My favorite restaurant is in the process of throwing twenty years of brand equity out the window, and all the local customers are in mourning.
Houston's is a wonderful restaurant. It's part of a chain, but you would never know it by the way the food and atmosphere are created. The food is utterly reliable and high quality, the staff is always well-trained, and the interior design is comforting. I've eaten in the Phoenix Houston's for the past twenty years, since it opened. I brought up my children and my foster children there, and its bar has seen me through the ends of two marriages. Tom and Al, veteran bartenders, have watched me and a whole host of others who live in and near the Arizona Biltmore grow older. When I walk into Houston's, I always see people I know. It's "Cheers" for the white collar class.
I've also been to their restaurants in Kansas City, Atlanta, San Francisco, and Scottsdale. In a strange town, I seek out the familiarity and comfort of a Houston's.

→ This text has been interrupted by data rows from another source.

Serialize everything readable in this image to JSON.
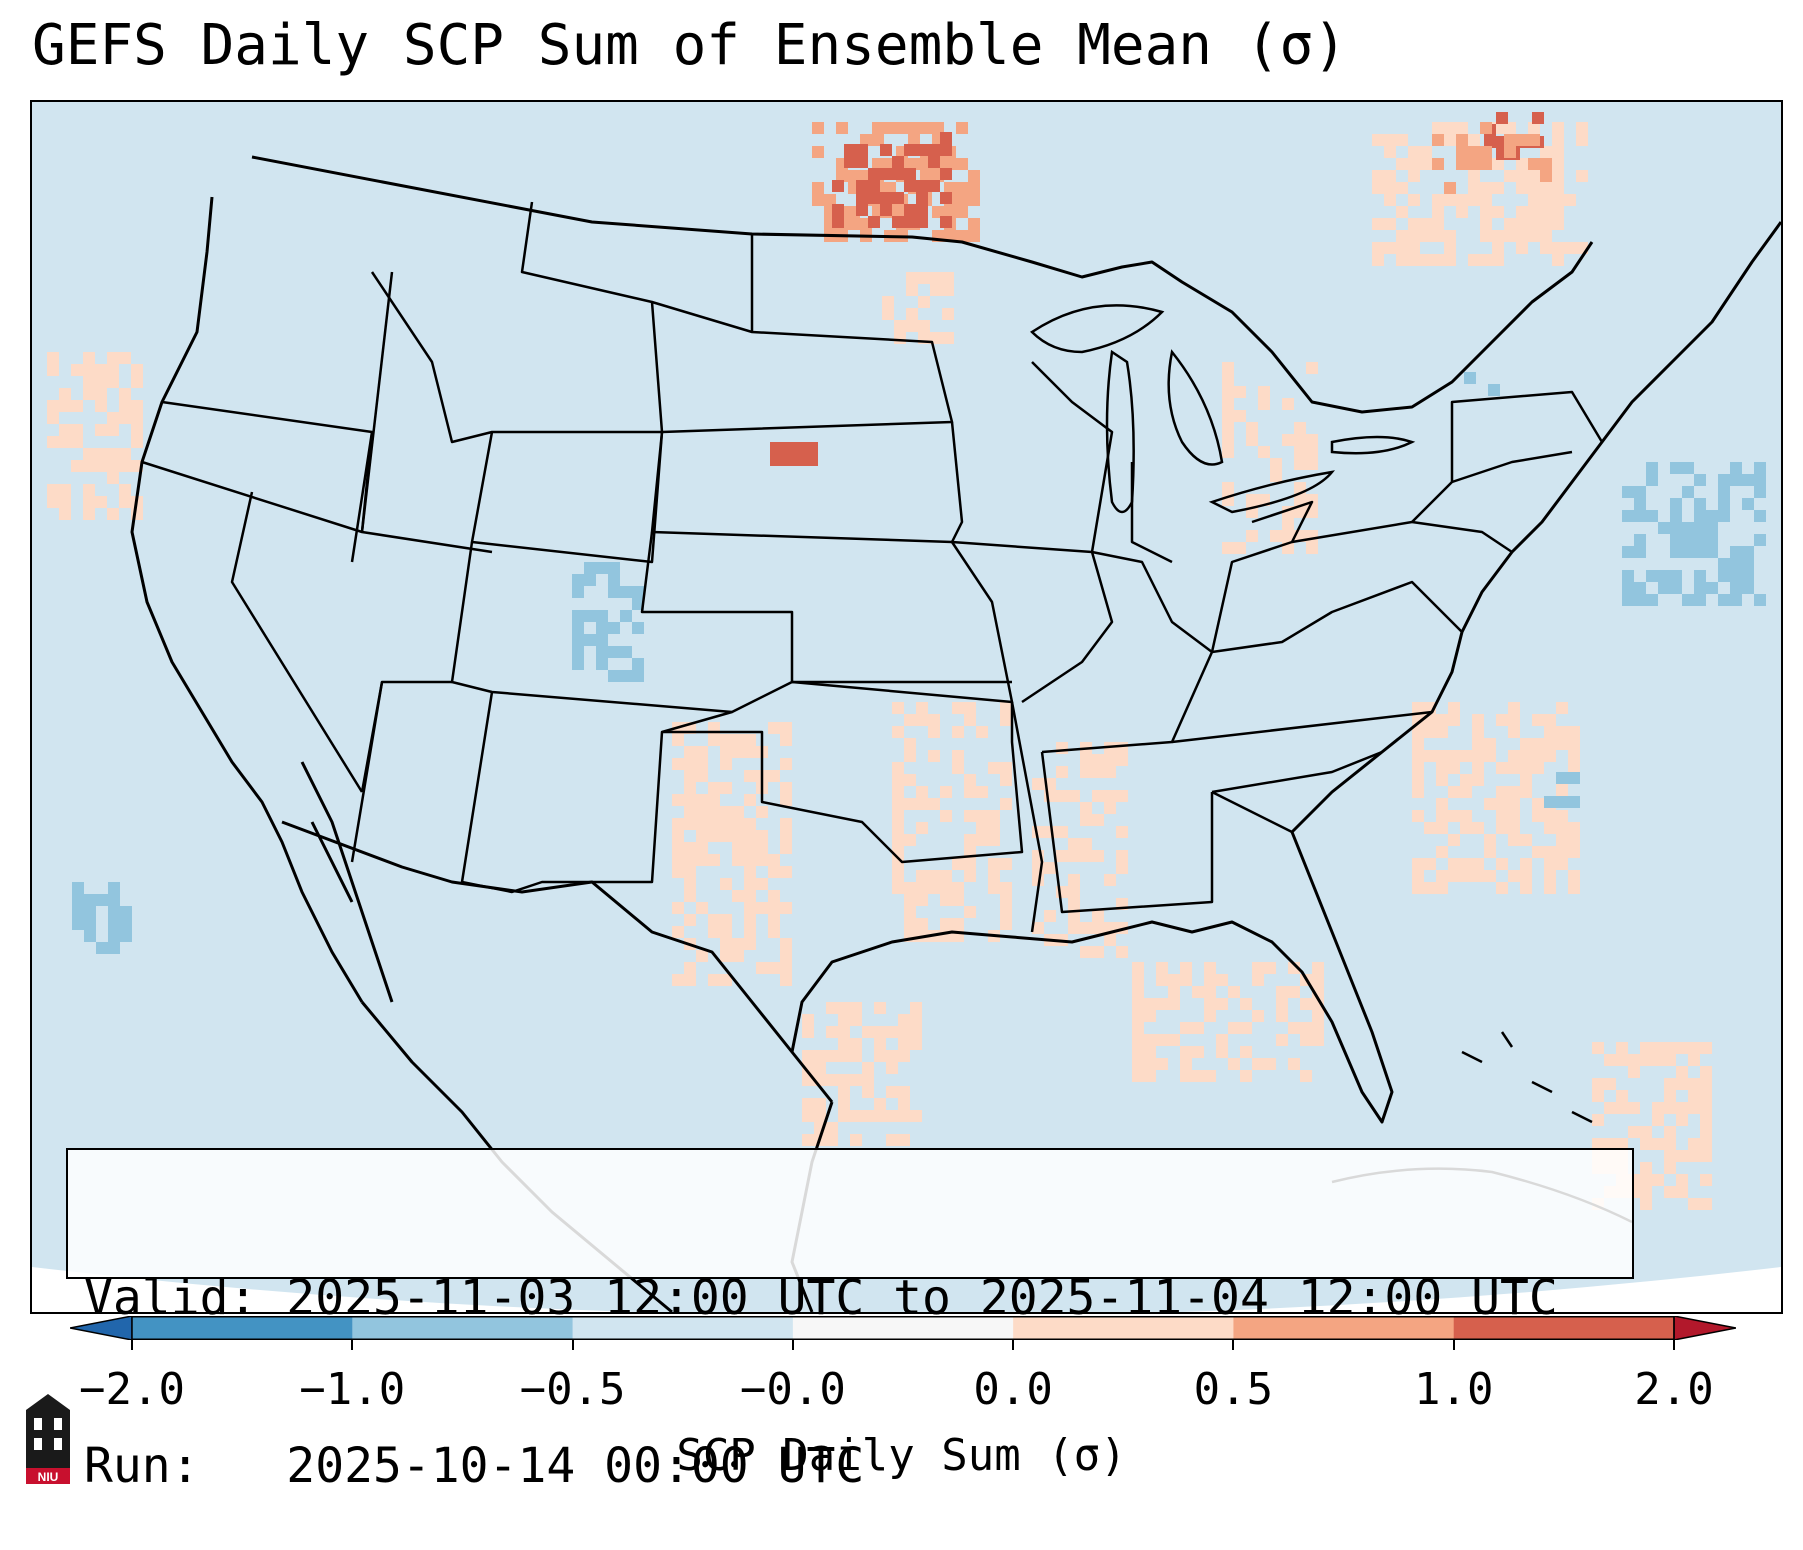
{
  "title": "GEFS Daily SCP Sum of Ensemble Mean (σ)",
  "valid_box": {
    "valid_line": "Valid: 2025-11-03 12:00 UTC to 2025-11-04 12:00 UTC",
    "run_line": "Run:   2025-10-14 00:00 UTC"
  },
  "colorbar": {
    "label": "SCP Daily Sum (σ)",
    "ticks": [
      "−2.0",
      "−1.0",
      "−0.5",
      "−0.0",
      "0.0",
      "0.5",
      "1.0",
      "2.0"
    ],
    "colors": {
      "neg_extend": "#2166ac",
      "neg_2_1": "#4393c3",
      "neg_1_05": "#92c5de",
      "neg_05_0": "#d1e5f0",
      "zero_band": "#f7f7f7",
      "pos_0_05": "#fddbc7",
      "pos_05_1": "#f4a582",
      "pos_1_2": "#d6604d",
      "pos_extend": "#b2182b"
    }
  },
  "map": {
    "background_color": "#d1e5f0",
    "ocean_outside_projection": "#ffffff",
    "boundary_color": "#000000"
  },
  "logo": {
    "text": "NIU",
    "icon": "niu-tower-logo"
  }
}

It's the artichoke, it's the apple walnut cobbler, it's the salmon, the chicken, the pork chop, the chicken salad, the wine list, the waitstaff.
But I've been thrown for a loop by the decision of the Phoenix Houston's to move across the street to a free standing building and change its name to "Biltmore Grill." Biltmore Grill? Where and what is that? Why would George Beall, a man who clearly knows how to run restaurants and create repeat customers, do that?
I have a theory. My theory is that George is phasing out, and younger members of his organization are phasing in. George has a "succession plan." The chain has been re-christened Hillstone Group. All the restaurants are no longer the Houston's concept. He's moving into the future.
Those younger people probably have MBAs and research about statistics like parking, cost of goods sold, etc. They have decided that a free standing building is better than the mall we are in now, and that we, the family of customers, will get used to it. They probably also have theories about the name: since the shopping center is named Biltmore, and the neighboring hotel is named Biltmore, and every crummy condo development in the neighborhood has borrowed the Biltmore name to give itself some class, that Biltmore Grill is a better name. After all, it does say where the place is located and what the food is like.
I really understand all this. It's rational. Houston's always was a meaningless name, and parking in a garage or with a valet is a pain in the tail. Rationally, the new location will be much better, and the same bartenders will be there, with the same waiters and cooks. As a change junkie, and a futurist, I am trained to plan for future generations and live in the youth culture. I even eat dinner at the bar now while Tweeting on my iPhone after checking in on Foursquare.
But it will still take me a while to get used to my favorite example of brand equity throwing it all away.